The U.N. Happy Country Report
- Finland: Winter temperatures are often as low as -22oF in parts
- Denmark: The mean temperature in July is 63oF.
- Norway: “For those who come from warm and sunny places, the weather is an attraction in itself”– www.visitnorway.com
- Iceland: One of their glacier packs is the size of Puerto Rico.
- Netherlands: Last year the canals in Amsterdam froze solid.
- Switzerland: The Alps cover 65% of Switzerland.
- Sweden: You can stay in a hotel that is MADE OF ICE.
- New Zealand: New Zealand hosts more penguin species than any other country.
- Canada: If they didn’t invent outdoor Ice Hockey, they perfected it.
- Austria: Home of 438 Ski Resorts
Gallup Poll Disagrees
But before you trade in your Prozac for a parka, another research organization disagrees with the United Nations. Take a look at the 2019 Gallup National Health and Well-Being Index, in which Hawaii ranked as the happiest US state for the 7th year in a row. The average “winter” temperature in Hawaii is 78oF, so it’s definitely not the cold air that’s blowing sunshine up people’s grass skirts.
Still, there might be something to this cold-weather theory because the US states ranking second through ninth are a famously frigid group: Wyoming, Alaska, Montana, Utah, Colorado, Vermont, Delaware, South Dakota, and North Dakota.
While neither of the studies concludes that humans find particular joy in shoveling snow, salting their walkways, or paying more for toilet paper than anywhere else in the world (that’s Hawaii), people living in the top-ranking locales report greater feelings of well-being in general.
The studies measured factors such as feelings of connection, a community with social support, financial and personal freedom, and a healthy lifestyle.
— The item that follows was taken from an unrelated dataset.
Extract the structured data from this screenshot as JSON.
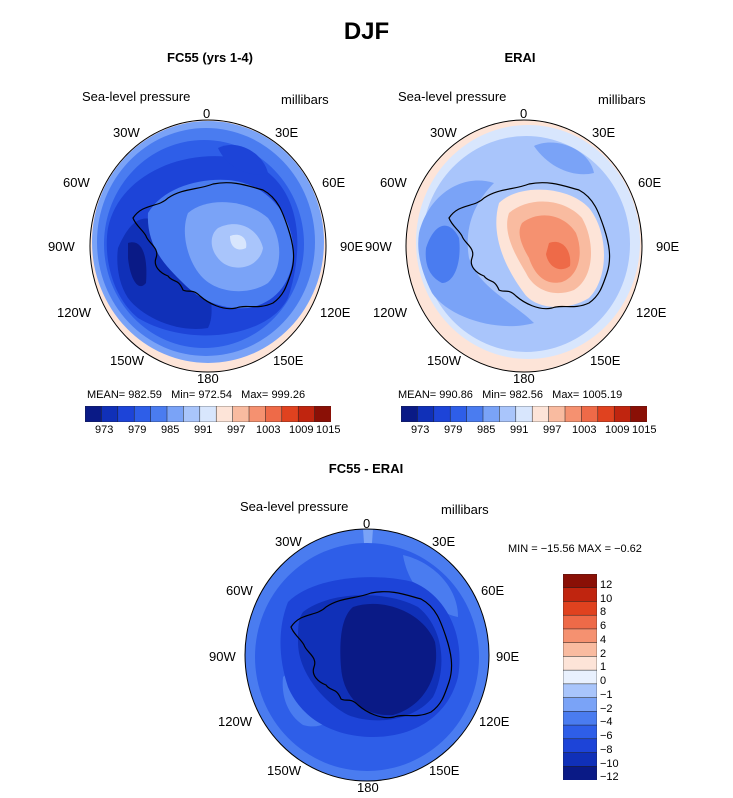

So, whether you’re trapped indoors with people driving you bonkers (aka Cabin Fever) or you’re trapped on an island with people driving you bonkers (aka Island Fever), eventually you’ll probably feel connected to those people and build a strong sense of community.
It appears that in the right social environment, even if you’re chilled to the bone, you can still feel like you’re chillin’ on an island paradise.